Unable to believe that all the melons were bad, the elder brother crawled over to the second largest melon, expecting to find enough gold and silver to make up for the beating he'd received from the warriors in the first melon.   Whack!  He cut open the first melon and was overwhelmed by a huge ball of hissing snakes that  slithered straight into his house.  He cut open a third melon, and had to dodge out of the way as a huge colony of rats rustled past.   By this time, the magical melons were overripe and began bursting on their own.  Spiders, ants, termites, bees, and many other hissing, biting, crawling creatures invaded the house and yard.  Within an hour, the elder brother's property was completely destroyed.  

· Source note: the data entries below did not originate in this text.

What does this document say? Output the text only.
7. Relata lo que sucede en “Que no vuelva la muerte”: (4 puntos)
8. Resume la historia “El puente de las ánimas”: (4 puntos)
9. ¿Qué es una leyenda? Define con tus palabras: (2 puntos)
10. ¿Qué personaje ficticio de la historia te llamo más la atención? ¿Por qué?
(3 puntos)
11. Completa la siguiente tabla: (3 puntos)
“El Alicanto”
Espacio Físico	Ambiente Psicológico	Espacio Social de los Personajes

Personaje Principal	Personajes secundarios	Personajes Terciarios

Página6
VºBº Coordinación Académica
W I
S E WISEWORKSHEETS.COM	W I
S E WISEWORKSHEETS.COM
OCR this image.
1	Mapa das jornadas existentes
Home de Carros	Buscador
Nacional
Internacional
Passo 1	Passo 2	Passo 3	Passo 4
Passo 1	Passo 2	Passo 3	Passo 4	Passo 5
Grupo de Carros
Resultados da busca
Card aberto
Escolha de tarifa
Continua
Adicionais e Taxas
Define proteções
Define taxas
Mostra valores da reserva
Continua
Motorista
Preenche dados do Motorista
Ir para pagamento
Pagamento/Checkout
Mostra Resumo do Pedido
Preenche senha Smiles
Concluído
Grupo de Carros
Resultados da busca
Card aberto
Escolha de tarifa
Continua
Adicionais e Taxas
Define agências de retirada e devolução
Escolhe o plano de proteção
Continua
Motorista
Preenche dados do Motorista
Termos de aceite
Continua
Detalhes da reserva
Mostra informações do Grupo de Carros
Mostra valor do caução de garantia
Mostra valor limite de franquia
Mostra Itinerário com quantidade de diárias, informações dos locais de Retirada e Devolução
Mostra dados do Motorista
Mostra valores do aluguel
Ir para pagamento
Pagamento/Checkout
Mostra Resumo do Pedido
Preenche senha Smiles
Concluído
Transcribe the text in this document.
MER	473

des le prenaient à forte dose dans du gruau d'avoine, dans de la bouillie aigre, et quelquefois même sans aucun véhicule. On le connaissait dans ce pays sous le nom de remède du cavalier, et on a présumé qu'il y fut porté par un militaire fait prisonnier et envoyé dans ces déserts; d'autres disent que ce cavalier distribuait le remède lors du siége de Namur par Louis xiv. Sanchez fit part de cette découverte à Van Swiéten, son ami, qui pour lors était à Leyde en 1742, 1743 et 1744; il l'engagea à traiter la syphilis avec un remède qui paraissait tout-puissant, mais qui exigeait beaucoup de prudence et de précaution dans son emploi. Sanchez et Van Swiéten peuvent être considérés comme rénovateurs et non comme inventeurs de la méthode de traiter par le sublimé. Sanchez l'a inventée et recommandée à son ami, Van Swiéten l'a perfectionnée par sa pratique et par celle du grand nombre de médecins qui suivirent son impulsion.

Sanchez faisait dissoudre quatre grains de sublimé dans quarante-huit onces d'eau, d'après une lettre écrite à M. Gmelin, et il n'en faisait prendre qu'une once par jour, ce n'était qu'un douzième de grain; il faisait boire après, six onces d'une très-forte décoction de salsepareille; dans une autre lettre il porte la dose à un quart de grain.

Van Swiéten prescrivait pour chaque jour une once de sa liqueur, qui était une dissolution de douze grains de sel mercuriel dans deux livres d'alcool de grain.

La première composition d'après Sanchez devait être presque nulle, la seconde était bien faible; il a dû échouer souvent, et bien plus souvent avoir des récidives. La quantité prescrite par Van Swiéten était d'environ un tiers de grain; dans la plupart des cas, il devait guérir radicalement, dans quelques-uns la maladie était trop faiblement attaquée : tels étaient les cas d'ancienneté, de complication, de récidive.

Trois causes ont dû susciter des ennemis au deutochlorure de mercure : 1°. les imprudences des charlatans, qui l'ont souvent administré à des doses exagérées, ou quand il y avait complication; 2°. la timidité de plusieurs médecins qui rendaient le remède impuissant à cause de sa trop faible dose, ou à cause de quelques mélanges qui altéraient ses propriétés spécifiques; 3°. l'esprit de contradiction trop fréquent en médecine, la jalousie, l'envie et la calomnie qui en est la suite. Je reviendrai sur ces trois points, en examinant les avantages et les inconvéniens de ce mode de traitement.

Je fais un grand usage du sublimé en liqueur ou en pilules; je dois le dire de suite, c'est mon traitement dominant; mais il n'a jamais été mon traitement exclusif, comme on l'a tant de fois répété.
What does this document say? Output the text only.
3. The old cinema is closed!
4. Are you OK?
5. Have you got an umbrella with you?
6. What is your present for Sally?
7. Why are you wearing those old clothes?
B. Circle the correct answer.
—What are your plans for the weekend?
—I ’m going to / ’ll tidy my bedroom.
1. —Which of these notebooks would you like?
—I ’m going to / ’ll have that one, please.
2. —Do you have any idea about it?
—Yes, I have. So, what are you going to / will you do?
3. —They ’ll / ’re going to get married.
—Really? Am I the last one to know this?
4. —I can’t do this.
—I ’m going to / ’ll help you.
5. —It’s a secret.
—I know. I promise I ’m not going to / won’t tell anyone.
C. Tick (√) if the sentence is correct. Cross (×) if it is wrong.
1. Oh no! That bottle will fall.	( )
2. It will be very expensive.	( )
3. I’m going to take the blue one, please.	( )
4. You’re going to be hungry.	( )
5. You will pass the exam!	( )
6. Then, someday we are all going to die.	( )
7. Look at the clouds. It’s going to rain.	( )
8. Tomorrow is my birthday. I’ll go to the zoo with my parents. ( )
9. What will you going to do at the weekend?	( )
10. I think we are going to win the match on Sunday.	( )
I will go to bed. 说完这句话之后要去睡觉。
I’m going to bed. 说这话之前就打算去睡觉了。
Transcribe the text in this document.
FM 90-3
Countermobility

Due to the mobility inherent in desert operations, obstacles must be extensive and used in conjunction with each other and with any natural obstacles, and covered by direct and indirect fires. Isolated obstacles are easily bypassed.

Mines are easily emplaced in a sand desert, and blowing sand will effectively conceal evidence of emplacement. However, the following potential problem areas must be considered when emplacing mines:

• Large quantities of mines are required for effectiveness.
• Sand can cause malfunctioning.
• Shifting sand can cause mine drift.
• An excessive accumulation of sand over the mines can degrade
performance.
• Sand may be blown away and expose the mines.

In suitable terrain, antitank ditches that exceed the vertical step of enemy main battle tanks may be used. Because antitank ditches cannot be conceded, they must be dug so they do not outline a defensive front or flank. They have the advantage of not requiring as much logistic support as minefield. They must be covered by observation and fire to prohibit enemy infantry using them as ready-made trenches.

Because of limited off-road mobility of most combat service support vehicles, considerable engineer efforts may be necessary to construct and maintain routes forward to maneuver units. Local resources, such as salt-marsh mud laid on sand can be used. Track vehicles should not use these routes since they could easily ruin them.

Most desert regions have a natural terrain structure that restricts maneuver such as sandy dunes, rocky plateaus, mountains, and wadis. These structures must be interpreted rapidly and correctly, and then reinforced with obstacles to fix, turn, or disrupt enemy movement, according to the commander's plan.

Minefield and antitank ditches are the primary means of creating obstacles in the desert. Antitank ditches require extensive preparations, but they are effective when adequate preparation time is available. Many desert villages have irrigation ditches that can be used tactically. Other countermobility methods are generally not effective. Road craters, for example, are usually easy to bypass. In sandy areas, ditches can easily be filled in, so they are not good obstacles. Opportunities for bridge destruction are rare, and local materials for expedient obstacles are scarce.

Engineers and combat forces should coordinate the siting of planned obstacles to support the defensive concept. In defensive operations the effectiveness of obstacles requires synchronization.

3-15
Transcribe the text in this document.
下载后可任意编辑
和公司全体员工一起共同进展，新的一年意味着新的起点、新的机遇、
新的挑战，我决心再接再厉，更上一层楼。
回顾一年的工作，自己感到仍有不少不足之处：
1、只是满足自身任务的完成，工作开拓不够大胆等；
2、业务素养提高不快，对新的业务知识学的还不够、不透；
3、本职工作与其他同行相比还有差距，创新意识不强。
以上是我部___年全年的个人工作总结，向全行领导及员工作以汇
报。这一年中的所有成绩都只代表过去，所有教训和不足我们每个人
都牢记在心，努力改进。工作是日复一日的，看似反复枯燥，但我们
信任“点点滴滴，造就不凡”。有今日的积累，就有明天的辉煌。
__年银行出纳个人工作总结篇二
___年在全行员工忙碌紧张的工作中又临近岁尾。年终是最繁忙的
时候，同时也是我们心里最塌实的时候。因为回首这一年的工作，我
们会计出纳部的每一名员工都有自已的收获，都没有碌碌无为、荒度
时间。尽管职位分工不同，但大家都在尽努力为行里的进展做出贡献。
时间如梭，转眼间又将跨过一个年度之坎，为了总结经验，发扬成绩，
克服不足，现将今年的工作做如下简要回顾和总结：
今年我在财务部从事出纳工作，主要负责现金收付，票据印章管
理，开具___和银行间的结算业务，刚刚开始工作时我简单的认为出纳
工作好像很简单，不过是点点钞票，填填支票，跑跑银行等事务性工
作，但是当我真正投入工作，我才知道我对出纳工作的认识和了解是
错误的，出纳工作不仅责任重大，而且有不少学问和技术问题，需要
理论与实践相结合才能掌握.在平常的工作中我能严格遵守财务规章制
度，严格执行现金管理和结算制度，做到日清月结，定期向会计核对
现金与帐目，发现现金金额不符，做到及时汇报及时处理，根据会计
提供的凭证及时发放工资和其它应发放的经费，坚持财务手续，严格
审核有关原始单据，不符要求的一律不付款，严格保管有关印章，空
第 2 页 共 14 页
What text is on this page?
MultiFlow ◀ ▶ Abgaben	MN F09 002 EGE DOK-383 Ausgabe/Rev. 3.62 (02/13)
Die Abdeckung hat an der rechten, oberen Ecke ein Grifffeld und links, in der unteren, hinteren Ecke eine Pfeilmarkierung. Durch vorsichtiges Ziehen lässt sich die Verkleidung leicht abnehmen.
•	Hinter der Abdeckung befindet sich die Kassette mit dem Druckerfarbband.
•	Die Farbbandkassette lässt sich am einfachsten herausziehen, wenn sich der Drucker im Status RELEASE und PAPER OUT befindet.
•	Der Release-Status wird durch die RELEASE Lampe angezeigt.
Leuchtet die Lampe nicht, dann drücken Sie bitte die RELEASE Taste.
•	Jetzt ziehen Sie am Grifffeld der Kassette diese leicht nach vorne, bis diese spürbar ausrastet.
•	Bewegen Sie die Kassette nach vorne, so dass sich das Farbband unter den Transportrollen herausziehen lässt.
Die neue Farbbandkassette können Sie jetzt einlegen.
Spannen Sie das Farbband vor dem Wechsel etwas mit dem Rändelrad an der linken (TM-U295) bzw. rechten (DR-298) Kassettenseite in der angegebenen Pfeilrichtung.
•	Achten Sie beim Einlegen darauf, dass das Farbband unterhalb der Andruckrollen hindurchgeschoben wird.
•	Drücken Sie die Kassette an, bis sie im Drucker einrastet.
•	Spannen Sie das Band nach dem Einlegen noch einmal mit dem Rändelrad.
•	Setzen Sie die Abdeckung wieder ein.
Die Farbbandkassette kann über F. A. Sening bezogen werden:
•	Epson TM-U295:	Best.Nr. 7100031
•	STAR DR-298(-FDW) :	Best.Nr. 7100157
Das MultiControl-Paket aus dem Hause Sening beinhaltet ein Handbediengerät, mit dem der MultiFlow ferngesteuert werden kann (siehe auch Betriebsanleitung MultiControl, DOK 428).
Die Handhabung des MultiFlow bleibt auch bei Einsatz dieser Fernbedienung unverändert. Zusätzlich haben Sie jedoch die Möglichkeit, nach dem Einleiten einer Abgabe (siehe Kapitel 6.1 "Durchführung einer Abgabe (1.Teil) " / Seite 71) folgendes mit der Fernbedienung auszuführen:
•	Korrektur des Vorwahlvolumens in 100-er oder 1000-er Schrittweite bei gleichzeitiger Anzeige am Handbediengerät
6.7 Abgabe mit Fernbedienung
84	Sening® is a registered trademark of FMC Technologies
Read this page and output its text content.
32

The elder brother ran away from his ruined house and lands.  Poorer even then his younger brother had once been, he wandered from village to village, begging for food.   One day, he looked up from his begging and saw his younger brother standing a few feet away, holding a hoe.  Ashamed, the elder brother looked down, until the blade of the hoe landed on the ground beside his foot.  

"I have lost everything," the elder brother said, staring at the blade of the hoe.  "I have no place to go.  No food.  I won't blame you if you send me away too."  

He felt a gentle hand on his shoulder.  "Come, brother," the prosperous farmer said.  "Let us sew a new crop, together.  For what we plant, we will eat."  

The elder brother looked up with tears in his eyes, and accepted the hoe from his younger brother's hand.